Ponds has used a Bandit crankbait, either in the 100 (shallow square bill) or 200 (deeper, 4 to 5 feet) series to follow fish in their spring migration on Mississippi’s bigger U.S. Army Corps of Engineer flood control lakes — Grenada, Enid and Sardis.

“On those lakes, when fish start migrating they move to the secondary points and creek bends leading up in the coves,” Ponds said. “Usually when these fish start moving up, the bigger ones will stage off those points, but they are still aggressive. When the water warms up, even just a few degrees, it triggers a feeding period.

“They’ll take a crankbait, especially one you can work slow using a few sweeps of the rod to move it along after a series of quick reels. When you go from fast to slow like that, they’ll hammer it.”

Big swimbaits for trophies

In early March at two of South Mississippi’s best lunker lake, a big swim bait is often a go-to lure.

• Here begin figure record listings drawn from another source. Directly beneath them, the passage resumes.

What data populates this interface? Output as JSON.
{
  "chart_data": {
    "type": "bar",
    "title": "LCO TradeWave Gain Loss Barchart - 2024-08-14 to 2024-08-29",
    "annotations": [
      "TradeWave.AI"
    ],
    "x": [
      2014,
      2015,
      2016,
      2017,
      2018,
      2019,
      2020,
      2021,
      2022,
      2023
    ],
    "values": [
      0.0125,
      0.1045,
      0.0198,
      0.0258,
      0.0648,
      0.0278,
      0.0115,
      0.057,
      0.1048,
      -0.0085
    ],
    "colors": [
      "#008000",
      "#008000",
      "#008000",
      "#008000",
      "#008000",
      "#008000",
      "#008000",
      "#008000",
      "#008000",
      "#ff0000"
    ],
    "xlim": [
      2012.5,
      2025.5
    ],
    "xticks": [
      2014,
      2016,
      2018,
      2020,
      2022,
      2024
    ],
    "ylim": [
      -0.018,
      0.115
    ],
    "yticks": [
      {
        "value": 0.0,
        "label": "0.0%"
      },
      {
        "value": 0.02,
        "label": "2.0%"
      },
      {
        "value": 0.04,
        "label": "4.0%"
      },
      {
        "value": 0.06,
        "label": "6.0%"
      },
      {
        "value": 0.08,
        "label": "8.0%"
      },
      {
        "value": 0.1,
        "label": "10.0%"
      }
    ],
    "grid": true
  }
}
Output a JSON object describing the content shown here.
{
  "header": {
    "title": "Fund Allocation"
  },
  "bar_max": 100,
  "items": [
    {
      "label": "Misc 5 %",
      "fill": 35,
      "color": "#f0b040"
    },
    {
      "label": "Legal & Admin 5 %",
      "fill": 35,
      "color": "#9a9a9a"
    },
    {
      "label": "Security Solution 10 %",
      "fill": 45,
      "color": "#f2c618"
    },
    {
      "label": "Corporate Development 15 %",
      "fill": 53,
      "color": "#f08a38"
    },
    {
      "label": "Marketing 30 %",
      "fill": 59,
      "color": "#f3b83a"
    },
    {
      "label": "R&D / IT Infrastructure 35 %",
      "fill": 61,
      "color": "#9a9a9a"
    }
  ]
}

“At Okhissa Lake and Calling Panther Lake, don’t laugh (but) I use big swimbaits,” McComb’s Riley Barnes said. “I don’t catch a lot of fish, but the ones I get are quality bites. I caught two 8s one morning last year at Okhissa on a joint-back plastic swimbait at Okhissa.

“I had caught a good one about 7 ½ pounds the day before on it at Calling Panther, swimming it off a bank near the corner of the dam. At Okhissa, I went up the creek channel on the far upper end and used it on a slow retrieve on places where the creek came close to the banks. It’s a sharp drop up there, and those fish will move up at the end of a warming tend in early March. They like a place where they don’t have to travel far from the creek to the bank.”

When you find the right staging area, the results can be pretty staggering.

“I caught the two 8 (-pounders) 10 minutes apart in two very similar areas, swimming the lure about 6 feet deep between the edge of the 20-foot creek and the banks, which was less than 15 feet from the creek,” Barnes said. “I pitched them back and ended up catching some 4s and 5s, too.”

About Bobby Cleveland 1342 Articles
Bobby Cleveland has covered sports in Mississippi for over 40 years. A native of Hattiesburg and graduate of the University of Southern Mississippi, Cleveland lives on Ross Barnett Reservoir near Jackson with his wife Pam.